Massive wildfires in Florida and Georgia are not only forcing hundreds of people to flee homes, but also animals to evacuate a Salvation Army Camp in Florida.

Camp Keystone, a 260-acre family camp in Central Florida, began evacuating animals and pets earlier this week when the fire line was less than a mile from the camp.

State animal wranglers and Salvation Army employees worked late into the night to evacuate all the camp's livestock that included 12 horses, a pet dog, and a cat.

However, the camp caretaker Tony Bellis said that he was forced to leave behind the camp's resident pot belly pigs.

Bellis explained that although the pigs are part of the Camp Keystone family, they weigh 350 pounds each and were not transportable.

"The animals got very agitated," Bellis recalled, according to Salvation Army, "and wouldn't go on the ramp."
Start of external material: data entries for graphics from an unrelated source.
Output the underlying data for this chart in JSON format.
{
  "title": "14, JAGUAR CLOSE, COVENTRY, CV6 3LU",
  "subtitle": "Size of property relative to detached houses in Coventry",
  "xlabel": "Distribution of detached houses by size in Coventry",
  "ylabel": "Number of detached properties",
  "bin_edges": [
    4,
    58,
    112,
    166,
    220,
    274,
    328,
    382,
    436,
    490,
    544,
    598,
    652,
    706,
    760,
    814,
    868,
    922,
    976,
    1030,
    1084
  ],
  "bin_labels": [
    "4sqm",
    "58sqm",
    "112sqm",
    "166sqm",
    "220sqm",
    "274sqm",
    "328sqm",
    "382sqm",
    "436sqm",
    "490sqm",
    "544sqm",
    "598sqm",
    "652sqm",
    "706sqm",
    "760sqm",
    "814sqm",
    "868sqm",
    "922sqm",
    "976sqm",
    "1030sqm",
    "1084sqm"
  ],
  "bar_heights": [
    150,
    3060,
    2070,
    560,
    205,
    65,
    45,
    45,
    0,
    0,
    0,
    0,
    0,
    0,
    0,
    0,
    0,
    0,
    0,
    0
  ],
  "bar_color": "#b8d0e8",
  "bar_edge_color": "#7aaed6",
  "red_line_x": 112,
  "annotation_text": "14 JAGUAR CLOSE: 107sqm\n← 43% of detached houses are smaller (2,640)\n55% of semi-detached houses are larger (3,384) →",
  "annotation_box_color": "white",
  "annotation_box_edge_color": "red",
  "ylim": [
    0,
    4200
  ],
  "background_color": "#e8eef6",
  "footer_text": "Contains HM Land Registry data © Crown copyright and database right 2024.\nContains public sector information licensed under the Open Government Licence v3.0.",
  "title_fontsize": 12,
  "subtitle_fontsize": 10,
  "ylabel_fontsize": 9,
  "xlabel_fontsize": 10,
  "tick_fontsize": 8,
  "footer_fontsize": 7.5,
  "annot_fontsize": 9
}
Bellis said that he left the animals with plenty of water and they are free to roam, noting that he things hey will be fine.

According to the Salvation Army's Northeast Florida incident commander Major Alan Phillips, the fires in the area are "aggressive and intense."

The two southern states of Florida and Georgia have been battling wildfires for weeks with nearly 300 square miles burned in total, according to The Associated Press.

Most of Florida's wildfires have been started by lightening.